The enemies of Iran, the world's fifth biggest oil exporter, were targeting the legitimacy of the Islamic establishment by disputing the outcome of the election, he said.

State television coverage showed Ahmadinejad and defeated candidate Mohsen Rezaie attending Khamenei's speech.

There was no sign of Mousavi or two former presidents who have backed him -- reformist Mohammad Khatami and the powerful Akbar Hashemi Rafsanjani, who clashed with Ahmadinejad before the election in a rare display of leadership division.

The supreme leader, Iran's ultimate authority, in theory stands above the factional fray, but Khamenei acknowledged his views on foreign and domestic policy were closer to those of the hardline Ahmadinejad than of Rafsanjani.
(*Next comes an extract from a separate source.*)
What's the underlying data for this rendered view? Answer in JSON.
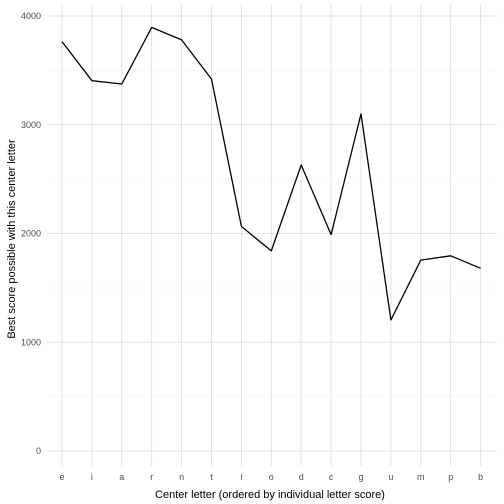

He attacked what he called interference by foreign powers which had questioned the result of the election.

American officials' remarks about human rights and limitations on people are not acceptable because they have no idea about human rights after what they have done in Afghanistan and Iraq and other parts of the world. We do not need advice on human rights from them, he said.

Many European countries and international human rights organizations have criticized the election and its aftermath, but U.S. President Barack Obama's administration has muted its comments to keep the door ajar for possible dialogue.
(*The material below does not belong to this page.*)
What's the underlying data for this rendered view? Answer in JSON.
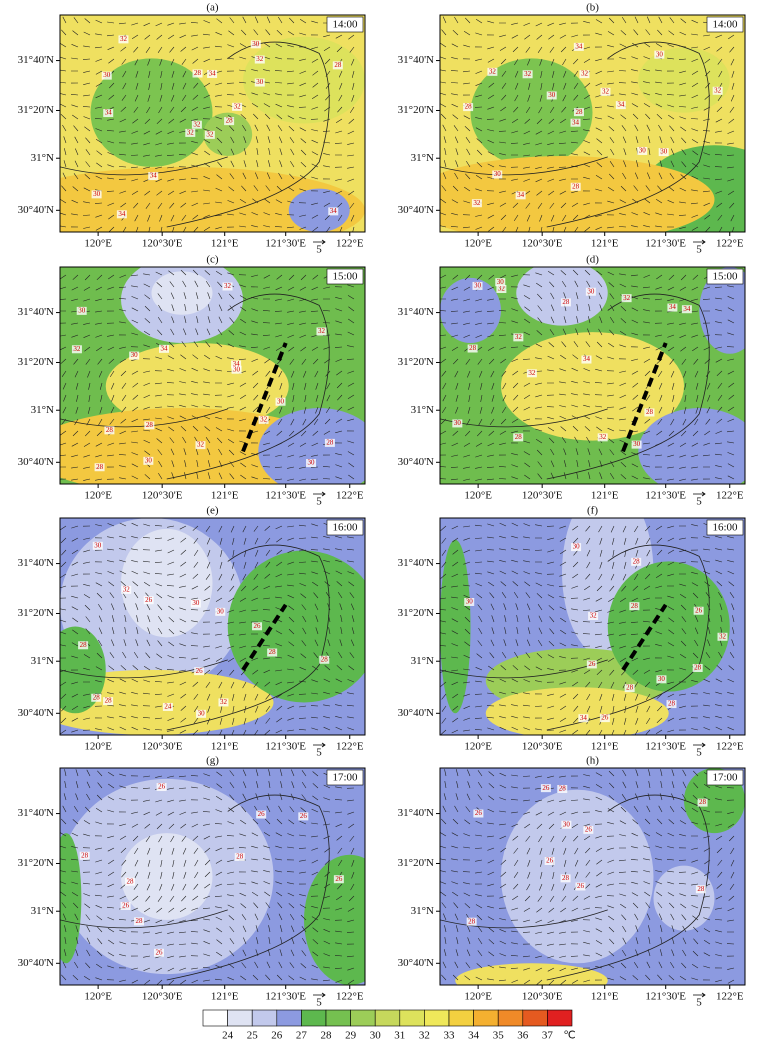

People chanting slogans and holding posters of Khamenei, Ahmadinejad and the late Ayatollah Ruhollah Khomenei, the father of the 1979 Islamic revolution, packed streets outside the university.

Outside the university compound, thousands listened intently to his speech booming from loudspeakers set up along the street, at times cheering and chanting to voice their approval for his words.

At the same venue, hundreds of university students had demonstrated in support of Mousavi on Sunday, throwing stones at riot police trying to disperse protesters outside the gates.

With this speech, the leader has finished all problems, one middle-aged cleric in the crowd said afterwards. The differences between the politicians will be resolved.

Some in the crowd for Friday prayers were draped in Iranian flags. Others held placards with anti-Western slogans.

Don't let the history of Iran be written with the pen of foreigners, one flyer said, reflecting official Iranian anger at international criticism of the post-election violence.